Opponents are threatening a lawsuit, saying that the North Carolina state constitution requires political office holders to believe in God. Of course, the U.S. Constitution does not permit religious tests of any kind for elected officials. As is so often the case, it seems that there is very little religion in this political battle:– “Bothwell said a legal challenge to his appointment would be ‘fun,’ but believes his opponents’ efforts have more to do with politics than religious beliefs.”
You will not be surprised to learn that Bothwell is a Unitarian Universalist. Bothwell’s home town newspaper, the Asheville [N.C.] Citizen-Times provides more details about Bothwell’s precise theological position than the Associate Press report. As it turns out, Bothwell is not exactly an atheist….
Bothwell didn’t respond Monday to requests for an interview, but he wrote in an e-mail to the Citizen-Times: “I am not ‘an avowed atheist.’”

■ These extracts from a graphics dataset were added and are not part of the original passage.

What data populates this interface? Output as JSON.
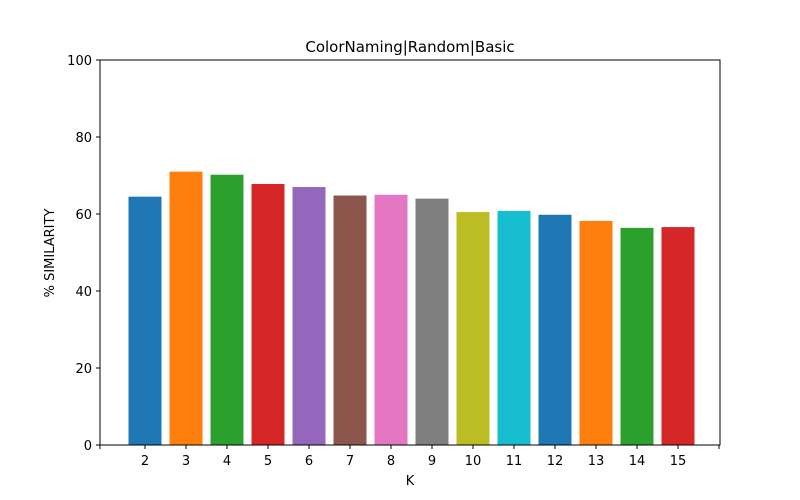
{
  "chart_data": {
    "type": "bar",
    "title": "ColorNaming|Random|Basic",
    "xlabel": "K",
    "ylabel": "% SIMILARITY",
    "categories": [
      "2",
      "3",
      "4",
      "5",
      "6",
      "7",
      "8",
      "9",
      "10",
      "11",
      "12",
      "13",
      "14",
      "15"
    ],
    "values": [
      64.5,
      71.0,
      70.2,
      67.8,
      67.0,
      64.8,
      65.0,
      64.0,
      60.5,
      60.8,
      59.8,
      58.2,
      56.4,
      56.6
    ],
    "ylim": [
      0,
      100
    ],
    "yticks": [
      "0",
      "20",
      "40",
      "60",
      "80",
      "100"
    ],
    "grid": false,
    "legend": "none",
    "colors": [
      "#1f77b4",
      "#ff7f0e",
      "#2ca02c",
      "#d62728",
      "#9467bd",
      "#8c564b",
      "#e377c2",
      "#7f7f7f",
      "#bcbd22",
      "#17becf",
      "#1f77b4",
      "#ff7f0e",
      "#2ca02c",
      "#d62728"
    ]
  }
}
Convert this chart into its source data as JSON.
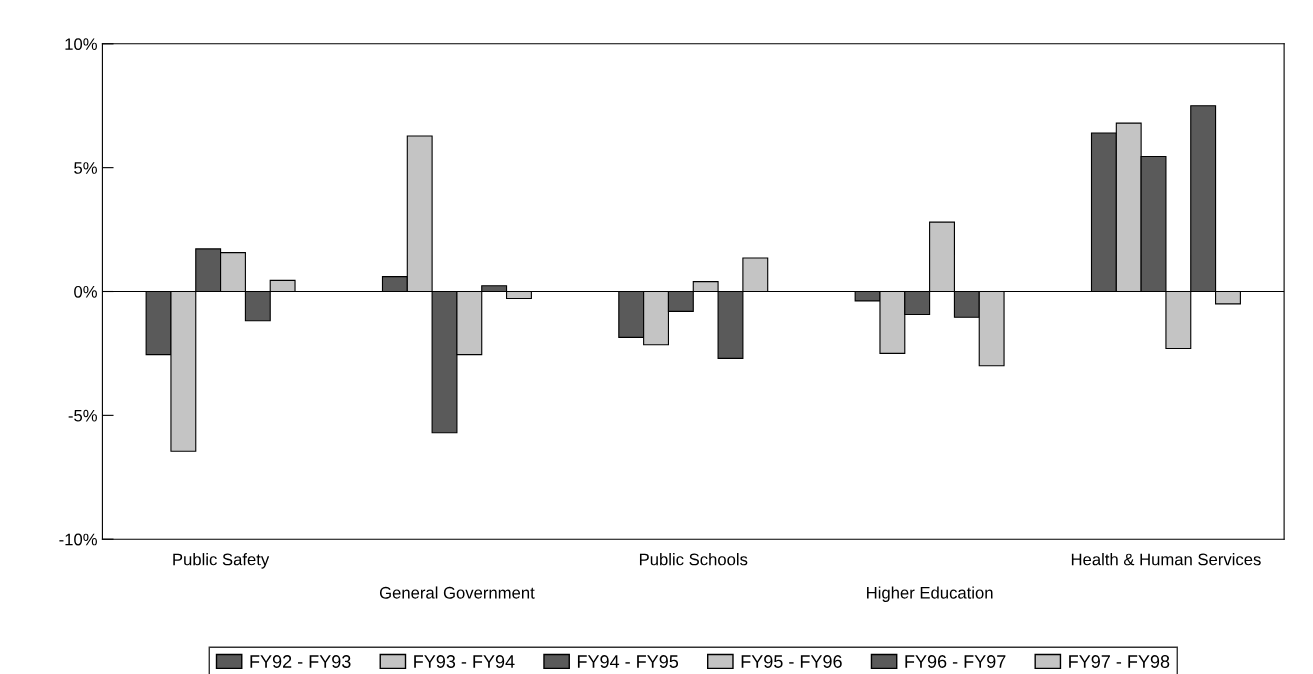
{
  "chart_data": {
    "type": "bar",
    "categories": [
      "Public Safety",
      "General Government",
      "Public Schools",
      "Higher Education",
      "Health & Human Services"
    ],
    "series": [
      {
        "name": "FY92 - FY93",
        "color": "#5a5a5a",
        "values": [
          -2.55,
          0.6,
          -1.85,
          -0.38,
          6.4
        ]
      },
      {
        "name": "FY93 - FY94",
        "color": "#c4c4c4",
        "values": [
          -6.45,
          6.28,
          -2.15,
          -2.5,
          6.8
        ]
      },
      {
        "name": "FY94 - FY95",
        "color": "#5a5a5a",
        "values": [
          1.72,
          -5.7,
          -0.8,
          -0.93,
          5.45
        ]
      },
      {
        "name": "FY95 - FY96",
        "color": "#c4c4c4",
        "values": [
          1.57,
          -2.55,
          0.4,
          2.8,
          -2.3
        ]
      },
      {
        "name": "FY96 - FY97",
        "color": "#5a5a5a",
        "values": [
          -1.18,
          0.23,
          -2.7,
          -1.04,
          7.5
        ]
      },
      {
        "name": "FY97 - FY98",
        "color": "#c4c4c4",
        "values": [
          0.45,
          -0.28,
          1.35,
          -3.0,
          -0.5
        ]
      }
    ],
    "ylim": [
      -10,
      10
    ],
    "yticks": [
      {
        "value": -10,
        "label": "-10%"
      },
      {
        "value": -5,
        "label": "-5%"
      },
      {
        "value": 0,
        "label": "0%"
      },
      {
        "value": 5,
        "label": "5%"
      },
      {
        "value": 10,
        "label": "10%"
      }
    ],
    "ref_lines": [
      {
        "axis": "y",
        "value": 0,
        "color": "#000000"
      }
    ],
    "legend": "bottom"
  }
}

He has told the Citizen-Times in the past he believes in the Golden Rule, not a deity.
Bothwell labels himself an atheist on his MySpace page, though he wrote in an online post last week on fellow incoming councilman Gordon Smith’s blog, Scrutiny Hooligans, that he prefers the term “post-theist.”
Bothwell added: “I don’t ‘deny the being of Almighty God;’ I simply consider the question of denial or acceptance irrelevant.
“Could make for a very interesting court case, seems to me.”
“It’s local political opponents seeking to change the outcome of an election they lost,” said Bothwell, who’s lived in Asheville nearly three decades and wrote the city’s best-selling guide book.
Bothwell was raised a Presbyterian but began questioning Christian beliefs at a young age and considered himself an atheist by the time he was 20. He’s an active member of the Unitarian Universalist Church of Asheville and he still celebrates Christmas, often hanging ornaments on his Fishhook cactus.
I’d like to think that Bothwell’s political opponents could understand the difference between “atheist” and “post-theist,” but American politics is not about understanding, is it?